Dans un premier puis un second billet, je vous est présenté l’ouvrage de Stephanie Weaver « Creating great visitor experiences ». Dans ce troisième volet, je termine d’exposer le propos de l’auteur en détaillant les 4 dernières étapes de l’expérience visiteur. 

5 – Communication

Dans ce chapitre l’auteur se concentre sur la communication verbale, écrite et orale, que l’institution établit avec ses visiteurs. C’est une étape critique de l’expérience visiteur. Le défi est de communiquer d’une façon pertinente avec chaque visiteur afin que celui-ci puisse s’identifier et se projeter dans ce que l’institution lui propose.

L’auteur propose de créer un thème en lien avec les missions de l’établissement, qui constitue un fil rouge et serve de guide pour concevoir les situations de communication avec les visiteurs. Dans l’idéal, le thème fait appel à un grand concept universel comme l’amour, le famille, l’aventure, etc. autour duquel on peut construire une histoire. Pour élaborer son thème on peut utiliser la construction suivante : sujet-verbe d’action-conséquence. Le thème est un outil de travail en interne. Pour communiquer sur celui-ci, il faut le traduire en une phrase d’accroche, un slogan. Par exemple, pour Terrdo le thème était « En suivant le fil de l’eau, Terrdo transporte ses visiteurs à travers la Réunion, dans le temps et dans l’espace », l’accroche sous le logo était « Terrdo – La Réunion. Voyage en eau douce ».

L’auteur recommande de formaliser une charte de communication qui comprenne les éléments d’une charte graphique (typo, couleur, mise en page, etc.) mais explicite également ce que j’assimilerais à la ligne éditoriale. Celle-ci définit la façon dont l’on souhaite s’adresser aux visiteurs. Elle précise les normes rédactionnelles : le ton, le champ lexical, certains mots-clés, le niveau de complexité dans la rédaction (longueur des paragraphe et des phrases, types de construction grammaticale, etc.). La ligne éditoriale doit refléter l’identité de l’établissement (qui aura été définie dans le PSC, on y revient toujours). Dans le cas de publications récurrentes (magazine, newsletter, blog, etc.) la ligne éditoriale précisera aussi les sujets qui peuvent être traités. J’irais plus loin en disant que dans l’idéal, il faudrait décliner la charte de communication à chaque support et situation de communication écrite et verbale en définissant :

  • le public cible.
  • les objectifs.
  • les sujets.
  • les normes rédactionnelles (écrit) ou de discours (oral).
  • les règles graphiques (dans le cas texte+image).
  • le workflow c’est-à-dire « qui fait quoi » : choix du sujet, rédaction, édition, mise en forme, publication.

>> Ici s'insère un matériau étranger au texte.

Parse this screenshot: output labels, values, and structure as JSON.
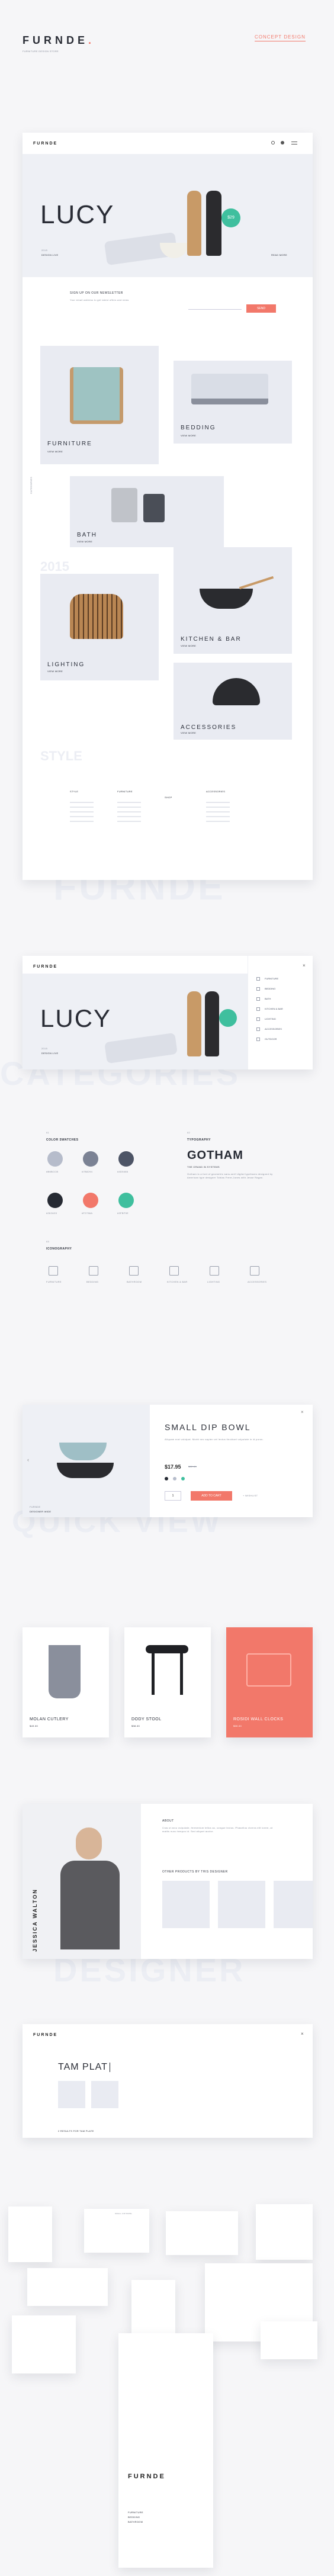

Pour le cas critique des panneaux d’exposition, l’auteur recommande de ne pas dépasser 150 mots pour un texte (divisé en 3 paragraphes de 50 mots), de supprimer tous les mots et morceaux de phrase non essentiels (moins c’est mieux !), de remplacer au maximum le texte seul par des illustration (image + texte), d’utiliser les verbes d’action, d’écrire des titres courts qui résument le contenu (certains visiteurs ne lisent que les titres). Personnellement, les panneaux d’exposition les plus réussis qu’il m’est été donnés de voir, étaient ceux d‘une exposition sur les changements climatiques réalisées par Sciences Animation à Toulouse : des plusieurs niveaux de lecture bien distincts qui appréhension progressive des contenus, des textes courts, des éléments graphiques et textuels bien intégrés.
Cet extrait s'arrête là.